Dal punto di vista geopolitico, il punto cruciale è stata la decisione presa da Putin ed Erdogan di condividere le politiche anti terrorismo per arrivare a una soluzione della guerra in Siria. Il tema sarà affrontato in un prossimo incontro al quale prenderanno parte i ministri degli Esteri e i dirigenti dei servizi segreti dei due Paesi, che si scambieranno le informazioni. In Siria si sta combattendo in questi giorni la “battaglia finale” dal cui esito dipenderà il destino del Paese e l’assetto futuro dell’intera area mediorientale. Nei giorni scorsi l’America, forse valutando come compromessa la questione siriana (e persa la guerra contro Assad), ha cambiato strategia e attaccato l'Isis in Libia.

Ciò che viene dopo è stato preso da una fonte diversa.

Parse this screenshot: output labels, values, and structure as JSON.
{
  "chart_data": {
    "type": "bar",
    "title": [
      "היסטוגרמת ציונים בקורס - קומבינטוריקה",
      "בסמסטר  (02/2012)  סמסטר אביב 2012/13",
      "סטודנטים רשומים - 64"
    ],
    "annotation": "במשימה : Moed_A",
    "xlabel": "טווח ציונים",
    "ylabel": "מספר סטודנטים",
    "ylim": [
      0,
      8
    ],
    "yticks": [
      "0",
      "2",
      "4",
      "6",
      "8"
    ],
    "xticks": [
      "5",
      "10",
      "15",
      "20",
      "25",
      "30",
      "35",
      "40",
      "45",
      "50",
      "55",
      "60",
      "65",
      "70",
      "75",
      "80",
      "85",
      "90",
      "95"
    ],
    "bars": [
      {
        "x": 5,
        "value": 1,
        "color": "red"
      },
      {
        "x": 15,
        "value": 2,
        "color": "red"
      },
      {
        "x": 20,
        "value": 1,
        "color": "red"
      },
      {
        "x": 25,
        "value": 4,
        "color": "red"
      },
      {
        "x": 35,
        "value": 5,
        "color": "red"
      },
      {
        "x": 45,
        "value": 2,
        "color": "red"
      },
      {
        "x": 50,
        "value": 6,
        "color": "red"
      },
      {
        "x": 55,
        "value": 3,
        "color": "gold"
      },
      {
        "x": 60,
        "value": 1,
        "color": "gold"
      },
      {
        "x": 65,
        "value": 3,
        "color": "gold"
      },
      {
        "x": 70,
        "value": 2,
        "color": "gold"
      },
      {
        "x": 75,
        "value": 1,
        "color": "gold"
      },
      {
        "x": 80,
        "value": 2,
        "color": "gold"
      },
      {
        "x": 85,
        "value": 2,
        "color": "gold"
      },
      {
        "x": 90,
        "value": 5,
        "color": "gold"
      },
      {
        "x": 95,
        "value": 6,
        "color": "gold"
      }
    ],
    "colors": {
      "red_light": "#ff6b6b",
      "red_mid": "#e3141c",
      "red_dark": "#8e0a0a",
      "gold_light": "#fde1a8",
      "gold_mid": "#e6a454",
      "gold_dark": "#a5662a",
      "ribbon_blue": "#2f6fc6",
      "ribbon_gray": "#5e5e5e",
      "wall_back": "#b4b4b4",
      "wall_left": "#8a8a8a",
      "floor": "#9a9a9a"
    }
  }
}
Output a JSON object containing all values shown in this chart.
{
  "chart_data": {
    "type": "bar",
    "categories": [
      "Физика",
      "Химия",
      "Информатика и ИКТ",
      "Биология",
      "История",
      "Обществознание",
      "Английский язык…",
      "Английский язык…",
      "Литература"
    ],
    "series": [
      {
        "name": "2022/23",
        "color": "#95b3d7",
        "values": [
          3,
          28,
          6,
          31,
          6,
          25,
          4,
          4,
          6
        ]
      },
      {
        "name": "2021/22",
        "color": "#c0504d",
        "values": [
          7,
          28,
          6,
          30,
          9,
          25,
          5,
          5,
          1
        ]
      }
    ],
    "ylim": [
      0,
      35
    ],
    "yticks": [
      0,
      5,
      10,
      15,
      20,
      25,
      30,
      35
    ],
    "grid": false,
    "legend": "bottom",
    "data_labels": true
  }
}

E L’Europa? Rimasta ancora una volta spiazzata, dovrà ora cercare un nuovo rapporto politico sia con la Turchia sia con la Russia. In Germania, unica voce che conta nell’Unione, c’è chi pensa che la distensione fra Mosca e Ankara non influirà sul ruolo della Turchia nella Nato, ma il raffreddamento dei rapporti con l’Europa rischia di compromettere gli storici rapporti fra i due Paesi. Putin e Erdogan stanno dicendo chiaramente che non può essere solo l'Occidente a dettare le regole. Il rischio è che quando si sveglierà dal sonno, l’Unione conterà ancora meno.